At this point you might picture some nondescript waiting room that might multiply the misery, but fortunately for Plese, some Abu Dhabi hospitality intervened.

"Oh, they took care of me," he said. "They put me in the business lobby. I was sleeping, twice. I had breakfast like I usually have for a week!"

At this point you might picture some sort of terminal bliss in some therapeutic room between origin and destination, but unfortunately for Plese, breakfast came with agony.

Many souls with visa issues have lingered in dingier airports with sadder stories, but not many have just completed the peculiar self-torture of triathlon training.

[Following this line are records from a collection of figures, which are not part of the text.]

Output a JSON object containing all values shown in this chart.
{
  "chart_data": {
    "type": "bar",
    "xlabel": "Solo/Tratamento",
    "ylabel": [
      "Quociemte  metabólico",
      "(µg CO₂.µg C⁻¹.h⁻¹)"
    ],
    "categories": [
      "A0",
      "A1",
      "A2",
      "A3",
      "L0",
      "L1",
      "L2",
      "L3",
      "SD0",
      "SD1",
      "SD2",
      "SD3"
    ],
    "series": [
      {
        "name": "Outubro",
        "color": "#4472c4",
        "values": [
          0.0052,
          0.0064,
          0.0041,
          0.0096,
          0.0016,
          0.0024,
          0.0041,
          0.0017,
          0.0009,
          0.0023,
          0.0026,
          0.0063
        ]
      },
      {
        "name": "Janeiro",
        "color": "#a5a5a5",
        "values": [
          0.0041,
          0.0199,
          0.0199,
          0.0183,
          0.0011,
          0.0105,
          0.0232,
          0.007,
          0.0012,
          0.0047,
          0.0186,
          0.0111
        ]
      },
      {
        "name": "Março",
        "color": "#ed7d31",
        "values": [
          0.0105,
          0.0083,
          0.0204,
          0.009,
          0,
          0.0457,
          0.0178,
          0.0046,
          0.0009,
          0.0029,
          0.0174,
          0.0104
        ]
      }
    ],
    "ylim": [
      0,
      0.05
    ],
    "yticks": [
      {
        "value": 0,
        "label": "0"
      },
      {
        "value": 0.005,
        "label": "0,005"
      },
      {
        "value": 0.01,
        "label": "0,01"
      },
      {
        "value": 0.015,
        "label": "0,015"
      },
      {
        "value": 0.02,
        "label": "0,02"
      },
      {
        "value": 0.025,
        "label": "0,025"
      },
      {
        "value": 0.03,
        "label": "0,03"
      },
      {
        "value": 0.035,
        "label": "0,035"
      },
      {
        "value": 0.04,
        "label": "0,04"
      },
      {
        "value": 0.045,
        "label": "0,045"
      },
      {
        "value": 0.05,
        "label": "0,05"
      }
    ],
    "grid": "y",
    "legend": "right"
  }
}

Plese had filled winter in Slovenia and Miami priming for Abu Dhabi. He had almost turned around in Munich en route to Abu Dhabi when an airline briefly wanted to charge €1,156 (Dh5,900) for his bicycle's excessive heft.

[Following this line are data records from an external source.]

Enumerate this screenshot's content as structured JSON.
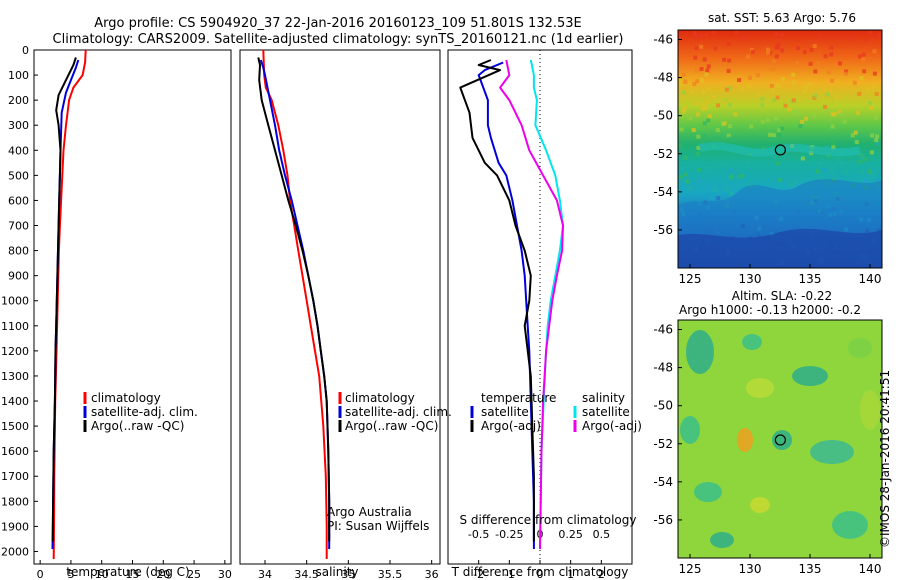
{
  "header": {
    "line1": "Argo profile: CS 5904920_37 22-Jan-2016 20160123_109 51.801S 132.53E",
    "line2": "Climatology: CARS2009. Satellite-adjusted climatology: synTS_20160121.nc (1d earlier)"
  },
  "colors": {
    "climatology": "#ff0000",
    "satellite": "#0000dd",
    "argo": "#000000",
    "sal_satellite": "#00e5ee",
    "sal_argo": "#ee00ee"
  },
  "credits": {
    "org": "Argo Australia",
    "pi": "PI: Susan Wijffels",
    "watermark": "©IMOS 28-Jan-2016 20:41:51"
  },
  "chart_data": [
    {
      "type": "line",
      "panel": "temperature",
      "xlabel": "temperature (deg C)",
      "ylabel": "",
      "xlim": [
        -1,
        31
      ],
      "ylim": [
        2050,
        0
      ],
      "xticks": [
        0,
        5,
        10,
        15,
        20,
        25,
        30
      ],
      "yticks": [
        0,
        100,
        200,
        300,
        400,
        500,
        600,
        700,
        800,
        900,
        1000,
        1100,
        1200,
        1300,
        1400,
        1500,
        1600,
        1700,
        1800,
        1900,
        2000
      ],
      "legend": [
        "climatology",
        "satellite-adj. clim.",
        "Argo(..raw -QC)"
      ],
      "series": [
        {
          "name": "climatology",
          "color": "#ff0000",
          "x": [
            7.4,
            7.3,
            6.9,
            5.4,
            4.7,
            4.2,
            3.8,
            3.6,
            3.4,
            3.2,
            3.05,
            2.95,
            2.85,
            2.75,
            2.65,
            2.55,
            2.45,
            2.4,
            2.35,
            2.3,
            2.25,
            2.2
          ],
          "y": [
            0,
            50,
            100,
            150,
            200,
            300,
            400,
            500,
            600,
            700,
            800,
            900,
            1000,
            1100,
            1200,
            1300,
            1400,
            1500,
            1600,
            1700,
            1900,
            2030
          ]
        },
        {
          "name": "satellite-adj. clim.",
          "color": "#0000dd",
          "x": [
            6.2,
            5.8,
            5.0,
            4.2,
            3.5,
            3.3,
            3.2,
            3.1,
            3.0,
            2.9,
            2.8,
            2.7,
            2.6,
            2.5,
            2.45,
            2.4,
            2.3,
            2.2,
            2.1,
            2.0
          ],
          "y": [
            40,
            70,
            120,
            170,
            250,
            400,
            500,
            600,
            700,
            800,
            900,
            1000,
            1100,
            1200,
            1300,
            1400,
            1500,
            1600,
            1800,
            1990
          ]
        },
        {
          "name": "Argo(..raw -QC)",
          "color": "#000000",
          "x": [
            5.8,
            5.4,
            4.4,
            3.0,
            2.6,
            3.0,
            3.3,
            3.2,
            3.1,
            3.0,
            2.9,
            2.8,
            2.7,
            2.6,
            2.5,
            2.45,
            2.4,
            2.3,
            2.2,
            2.1,
            2.05
          ],
          "y": [
            30,
            60,
            110,
            180,
            240,
            300,
            400,
            500,
            600,
            700,
            800,
            900,
            1000,
            1100,
            1200,
            1300,
            1400,
            1500,
            1600,
            1800,
            1960
          ]
        }
      ]
    },
    {
      "type": "line",
      "panel": "salinity",
      "xlabel": "salinity",
      "xlim": [
        33.7,
        36.1
      ],
      "ylim": [
        2050,
        0
      ],
      "xticks": [
        34,
        34.5,
        35,
        35.5,
        36
      ],
      "legend": [
        "climatology",
        "satellite-adj. clim.",
        "Argo(..raw -QC)"
      ],
      "series": [
        {
          "name": "climatology",
          "color": "#ff0000",
          "x": [
            33.98,
            33.99,
            34.01,
            34.08,
            34.16,
            34.22,
            34.27,
            34.3,
            34.35,
            34.4,
            34.45,
            34.5,
            34.55,
            34.6,
            34.65,
            34.7,
            34.73,
            34.74,
            34.74
          ],
          "y": [
            0,
            100,
            150,
            200,
            300,
            400,
            500,
            600,
            700,
            800,
            900,
            1000,
            1100,
            1200,
            1300,
            1500,
            1700,
            1900,
            2030
          ]
        },
        {
          "name": "satellite-adj. clim.",
          "color": "#0000dd",
          "x": [
            33.95,
            33.98,
            34.0,
            34.06,
            34.12,
            34.17,
            34.24,
            34.32,
            34.39,
            34.46,
            34.52,
            34.58,
            34.63,
            34.67,
            34.71,
            34.74,
            34.76,
            34.77,
            34.77
          ],
          "y": [
            40,
            70,
            100,
            200,
            300,
            400,
            500,
            600,
            700,
            800,
            900,
            1000,
            1100,
            1200,
            1300,
            1400,
            1600,
            1800,
            1990
          ]
        },
        {
          "name": "Argo(..raw -QC)",
          "color": "#000000",
          "x": [
            33.92,
            33.94,
            33.93,
            33.96,
            34.04,
            34.12,
            34.2,
            34.28,
            34.37,
            34.45,
            34.52,
            34.58,
            34.63,
            34.67,
            34.71,
            34.74,
            34.76,
            34.77,
            34.77
          ],
          "y": [
            30,
            60,
            120,
            200,
            300,
            400,
            500,
            600,
            700,
            800,
            900,
            1000,
            1100,
            1200,
            1300,
            1400,
            1600,
            1800,
            1960
          ]
        }
      ]
    },
    {
      "type": "line",
      "panel": "difference",
      "xlabel": "T difference from climatology",
      "xlabel_top": "S difference from climatology",
      "xlim": [
        -3,
        3
      ],
      "ylim": [
        2050,
        0
      ],
      "xticks": [
        -2,
        -1,
        0,
        1,
        2
      ],
      "xticks_s": [
        "-0.5",
        "-0.25",
        "0",
        "0.25",
        "0.5"
      ],
      "legend_t_title": "temperature",
      "legend_t": [
        "satellite",
        "Argo(-adj)"
      ],
      "legend_s_title": "salinity",
      "legend_s": [
        "satellite",
        "Argo(-adj)"
      ],
      "series": [
        {
          "name": "T satellite",
          "color": "#0000dd",
          "x": [
            -1.2,
            -1.8,
            -2.0,
            -1.7,
            -1.7,
            -1.6,
            -1.35,
            -1.1,
            -0.9,
            -0.75,
            -0.6,
            -0.5,
            -0.45,
            -0.4,
            -0.35,
            -0.3,
            -0.25,
            -0.2,
            -0.2
          ],
          "y": [
            50,
            80,
            100,
            200,
            300,
            350,
            450,
            500,
            600,
            700,
            800,
            900,
            1000,
            1100,
            1200,
            1400,
            1600,
            1800,
            1990
          ]
        },
        {
          "name": "T Argo(-adj)",
          "color": "#000000",
          "x": [
            -1.6,
            -2.0,
            -1.3,
            -2.6,
            -2.3,
            -2.2,
            -1.8,
            -1.4,
            -1.0,
            -0.8,
            -0.5,
            -0.3,
            -0.35,
            -0.5,
            -0.3,
            -0.25,
            -0.2,
            -0.2
          ],
          "y": [
            40,
            60,
            80,
            150,
            250,
            350,
            450,
            500,
            600,
            700,
            800,
            900,
            1000,
            1100,
            1300,
            1500,
            1700,
            1960
          ]
        },
        {
          "name": "S satellite",
          "color": "#00e5ee",
          "x": [
            -0.3,
            -0.2,
            -0.2,
            -0.1,
            -0.15,
            0.2,
            0.5,
            0.65,
            0.75,
            0.65,
            0.5,
            0.35,
            0.25,
            0.2,
            0.12,
            0.05,
            0.0
          ],
          "y": [
            40,
            100,
            150,
            200,
            300,
            400,
            500,
            600,
            700,
            800,
            900,
            1000,
            1100,
            1200,
            1400,
            1600,
            1990
          ]
        },
        {
          "name": "S Argo(-adj)",
          "color": "#ee00ee",
          "x": [
            -1.1,
            -1.0,
            -1.3,
            -1.0,
            -0.6,
            -0.35,
            0.1,
            0.55,
            0.75,
            0.72,
            0.55,
            0.4,
            0.3,
            0.2,
            0.1,
            0.05,
            0.0
          ],
          "y": [
            40,
            100,
            150,
            200,
            300,
            400,
            500,
            600,
            700,
            800,
            900,
            1000,
            1100,
            1200,
            1400,
            1600,
            1990
          ]
        }
      ]
    },
    {
      "type": "heatmap",
      "panel": "sst_map",
      "title": "sat. SST: 5.63 Argo: 5.76",
      "xlim": [
        124,
        141
      ],
      "ylim": [
        -58,
        -45.5
      ],
      "xticks": [
        "125",
        "130",
        "135",
        "140"
      ],
      "yticks": [
        "-46",
        "-48",
        "-50",
        "-52",
        "-54",
        "-56"
      ],
      "marker": {
        "lon": 132.53,
        "lat": -51.8
      }
    },
    {
      "type": "heatmap",
      "panel": "sla_map",
      "title": "Altim. SLA: -0.22",
      "subtitle": "Argo h1000: -0.13 h2000: -0.2",
      "xlim": [
        124,
        141
      ],
      "ylim": [
        -58,
        -45.5
      ],
      "xticks": [
        "125",
        "130",
        "135",
        "140"
      ],
      "yticks": [
        "-46",
        "-48",
        "-50",
        "-52",
        "-54",
        "-56"
      ],
      "marker": {
        "lon": 132.53,
        "lat": -51.8
      }
    }
  ]
}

"I did so much training and everything for this one because it's such a long one," he said. "All my time will be wasted." Snoozing while sitting up as dawn came on Monday, he woke to an airport agent touting an 8am flight he could board at 7am. He winced and managed to get approval to wait longer. He had breakfast.

"And then I stayed for lunch," he said.

Pause.

"And then I stayed for dinner."

It seems Mr Plese also risked getting fat. He had snacks, nuts, fruit, fish, rice. For the first 12 hours, he did not realise he could walk in the terminal so remained in the one room, not the triathlete's typical Monday.

"And I took a shower," he said. "I didn't know what to do. They have a shower. They also have a toothbrush, and a brush."

He began to learn the lounge-staff timetable; it would change "every four hours".

Finally, in the late afternoon, an agent: "At 7pm, if you don't have your visa by then, you are leaving."

To describe this worst phase, Plese made his hands quiver.

So by yesterday afternoon, having finished in 7hrs 16mins 41secs after a poor opening swim and having tumbled into the wheelchair just beyond the triathlon finish line, and just sitting there with a bag of ice, here was one 17th-place finisher who spoke of a stranger as if that man were some sort of angel.

A call came. "A Mr Abdul Aziz, from nowhere," he said. "He's like a sheikh or something. I don't even know who he is. But he handled it just like nothing."

The visa, basically just a stamp, would come within two hours.

So while the whole sweaty brigade departs Abu Dhabi today, and while all those bicycles depart by air, and while we all should take a moment to think about the baggage handlers, away goes one elite triathlete especially satisfied to have competed, uncommonly grateful toward a powerful stranger and surely unlikely to arrive anywhere else lacking full knowledge of visa regulations.